Posted by: mythago | March 11, 2005 at 12:19 AM
Caroline, that's where you and I disagree. The uninformed can't have an agenda until they have been informed. Only once one has passively absorbed material FIRST can one then SUBSEQUENTLY engage it in discussion. This is particularly true in history courses which require that one cover everything from Hammurabi to Martin Luther in one semester!
I cheerfully plead guilty to being a reactionary in terms of pedagogical method. A belief in gender equality and a belief in hierarchical teaching styles sit together easily for me.
Anne, if you read my words carefully, I note that there are a few -- a very few -- teachers who can use lots of technology while also delivering high-quality lectures. The colleague of mine to whom you refer is one such person.
Posted by: Hugo Schwyzer | March 11, 2005 at 01:57 PM
Dear Social Scientist!
Can you please take a look back in time and reflect upon the strong resistance that the introduction of every new tool brought about among those called to use them? Do you still write on a waxed tablet with a stylus? You might be doing so today if those who ranted against the introduction of the quill and the papyrus had had it their way!

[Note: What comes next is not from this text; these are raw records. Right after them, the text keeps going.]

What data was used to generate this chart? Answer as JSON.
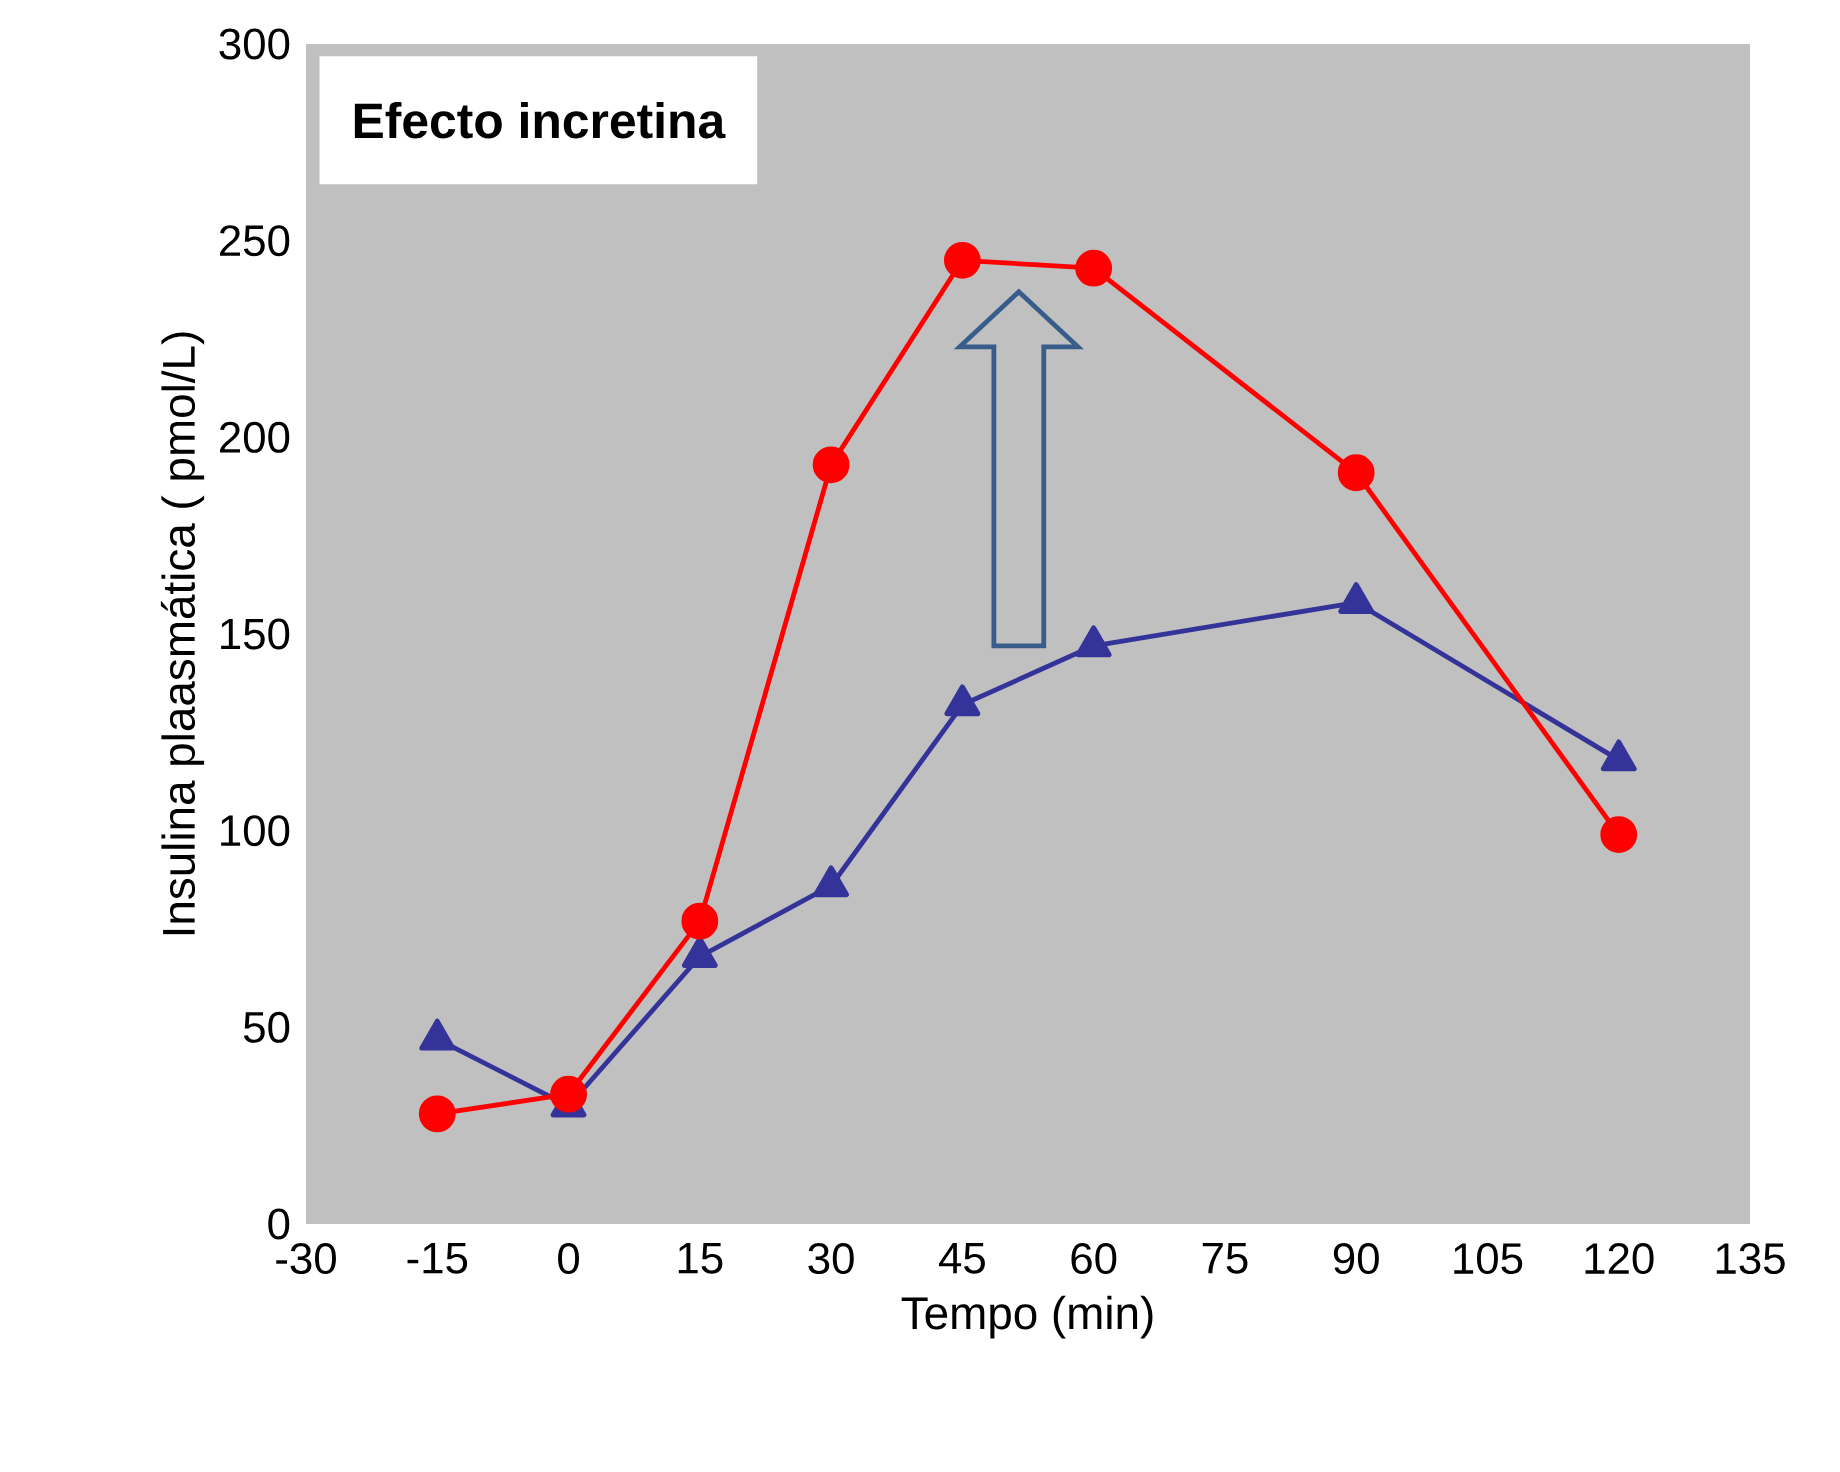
{
  "chart_data": {
    "type": "line",
    "xlabel": "Tempo (min)",
    "ylabel": "Insulina plaasmática ( pmol/L)",
    "x": [
      -15,
      0,
      15,
      30,
      45,
      60,
      90,
      120
    ],
    "series": [
      {
        "color": "#333399",
        "marker": "triangle",
        "values": [
          47,
          30,
          68,
          86,
          132,
          147,
          158,
          118
        ]
      },
      {
        "color": "#ff0000",
        "marker": "circle",
        "values": [
          28,
          33,
          77,
          193,
          245,
          243,
          191,
          99
        ]
      }
    ],
    "xlim": [
      -30,
      135
    ],
    "xticks": [
      -30,
      -15,
      0,
      15,
      30,
      45,
      60,
      75,
      90,
      105,
      120,
      135
    ],
    "ylim": [
      0,
      300
    ],
    "yticks": [
      0,
      50,
      100,
      150,
      200,
      250,
      300
    ],
    "line_style": "solid",
    "grid": false,
    "annotations": [
      "Efecto incretina"
    ]
  }
}
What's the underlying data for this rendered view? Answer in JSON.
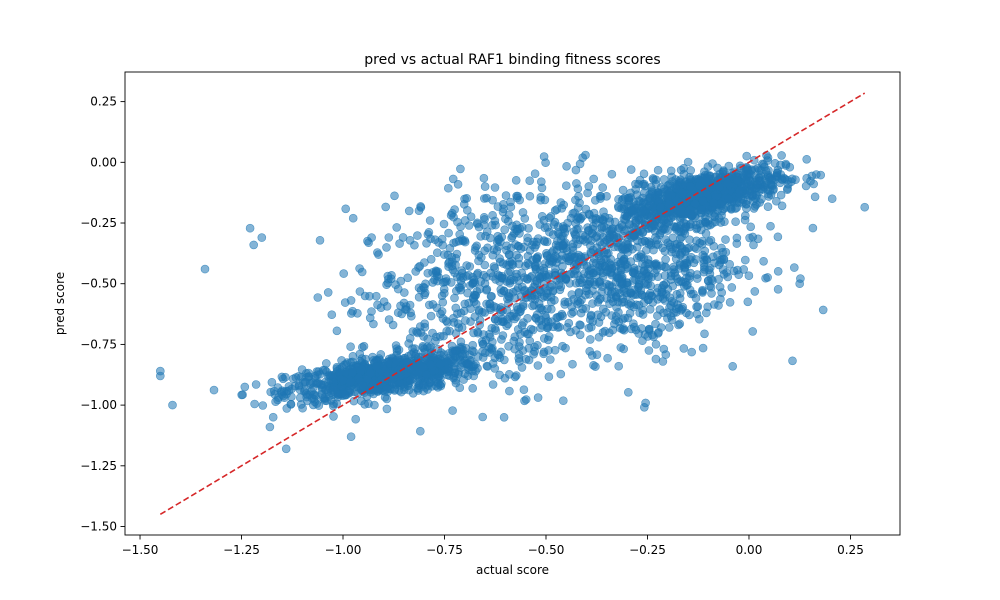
{
  "chart_data": {
    "type": "scatter",
    "title": "pred vs actual RAF1 binding fitness scores",
    "xlabel": "actual score",
    "ylabel": "pred score",
    "xlim": [
      -1.537,
      0.372
    ],
    "ylim": [
      -1.535,
      0.372
    ],
    "xticks": [
      -1.5,
      -1.25,
      -1.0,
      -0.75,
      -0.5,
      -0.25,
      0.0,
      0.25
    ],
    "xtick_labels": [
      "−1.50",
      "−1.25",
      "−1.00",
      "−0.75",
      "−0.50",
      "−0.25",
      "0.00",
      "0.25"
    ],
    "yticks": [
      -1.5,
      -1.25,
      -1.0,
      -0.75,
      -0.5,
      -0.25,
      0.0,
      0.25
    ],
    "ytick_labels": [
      "−1.50",
      "−1.25",
      "−1.00",
      "−0.75",
      "−0.50",
      "−0.25",
      "0.00",
      "0.25"
    ],
    "grid": false,
    "colors": {
      "points": "#1f77b4",
      "reference_line": "#d62728"
    },
    "point_alpha": 0.55,
    "reference_line": {
      "style": "dashed",
      "x": [
        -1.45,
        0.285
      ],
      "y": [
        -1.45,
        0.285
      ]
    },
    "clusters": [
      {
        "center": [
          -0.9,
          -0.88
        ],
        "spread": [
          0.12,
          0.05
        ],
        "count": 900,
        "corr": 0.6
      },
      {
        "center": [
          -0.12,
          -0.14
        ],
        "spread": [
          0.1,
          0.06
        ],
        "count": 900,
        "corr": 0.6
      },
      {
        "center": [
          -0.62,
          -0.47
        ],
        "spread": [
          0.18,
          0.2
        ],
        "count": 700,
        "corr": 0.3
      },
      {
        "center": [
          -0.35,
          -0.45
        ],
        "spread": [
          0.15,
          0.2
        ],
        "count": 500,
        "corr": 0.3
      },
      {
        "center": [
          -0.2,
          -0.45
        ],
        "spread": [
          0.12,
          0.15
        ],
        "count": 300,
        "corr": 0.2
      }
    ],
    "outliers": [
      [
        -1.45,
        -0.88
      ],
      [
        -1.45,
        -0.86
      ],
      [
        -1.42,
        -1.0
      ],
      [
        -1.34,
        -0.44
      ],
      [
        -1.22,
        -0.34
      ],
      [
        -1.2,
        -0.31
      ],
      [
        -1.18,
        -1.09
      ],
      [
        -1.14,
        -1.18
      ],
      [
        -0.98,
        -1.13
      ],
      [
        -0.04,
        -0.84
      ],
      [
        0.125,
        -0.5
      ],
      [
        0.205,
        -0.15
      ],
      [
        0.285,
        -0.185
      ],
      [
        -0.65,
        -0.1
      ],
      [
        -0.29,
        -0.03
      ]
    ]
  }
}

Your truly, Natural Scientist
Posted by: Orlando E, Raola | March 11, 2005 at 08:14 PM
Do people need to be informed first? Or do they need to inquire first?
Is the information value free? Is it objective? Is it indisputable?
To what use will this information be put? That question itself will shape the information ..
And what happens to this information as it's transferred from you to your students? Is there a chemical reation within your students that makes a change in them?
I am not absolving the academic tutor from contributing to a student's learning. For example, a lecture can be a way of modelling a learning or academic process. And I DO accept that there are accepted norms from knowledge communities that are best passed on in the coherent form of a lecture.
But what surprises me, given your discipline of feminism, is that you can write of information in this apparently value free way, that you can position yourself in the role of arbiter of what information can be passed on (and, of course what won't be). I would have thought that this would sit uneasilly!
(BTW - in the midst of a disagreement, just to say that I do value and learn from your blog! I'd hate to think that you found in me someone looking for a disagreement! :-)
ps, I'm in the middle of a series of three posts on learning/disipleship at Organicchurch - do feel free to take a look and be appalled! :-)
Posted by: Caroline | March 12, 2005 at 04:16 AM
Can you please take a look back in time and reflect upon the strong resistance that the introduction of every new tool brought about among those called to use them?
You would also have to look back on how every new tool had proponents insisting it would revolutionize things--for example, how television would completely change education for the better...
Posted by: mythago | March 12, 2005 at 11:24 AM
Some people ascribe virtues to PowerPoint that belong to any projected computer display; graphics, obviously. You can use lots of other programs to display them with better interoperability. I find a local-to-the-laptop Website is ideal, and can be printed out, fisheyed on demand, or provided supporting material, much more effectively than Ppt can.
Anyone who needs the outlining and sequencing tools Ppt tries to provide has problems no tech can fix, in my opinion. (I also think the beautiful images some artists make with Ppt are more evidence that it's a businessperson's tool meant to sway and color the information it holds, not a teacher's took meant to make clear the statements and their support.)
My current best prof uses the whiteboard in his (organized, vivid) lectures and provides LaTex'd notes; minimum of noise, maximum content.
Posted by: clew | March 13, 2005 at 12:09 PM
Hugo, I enjoy listening to your lectures. You could give lessons on how to lecture as far as I am concerned. They are refreshing with all the Powerpoint and DVD's going on in other classrooms.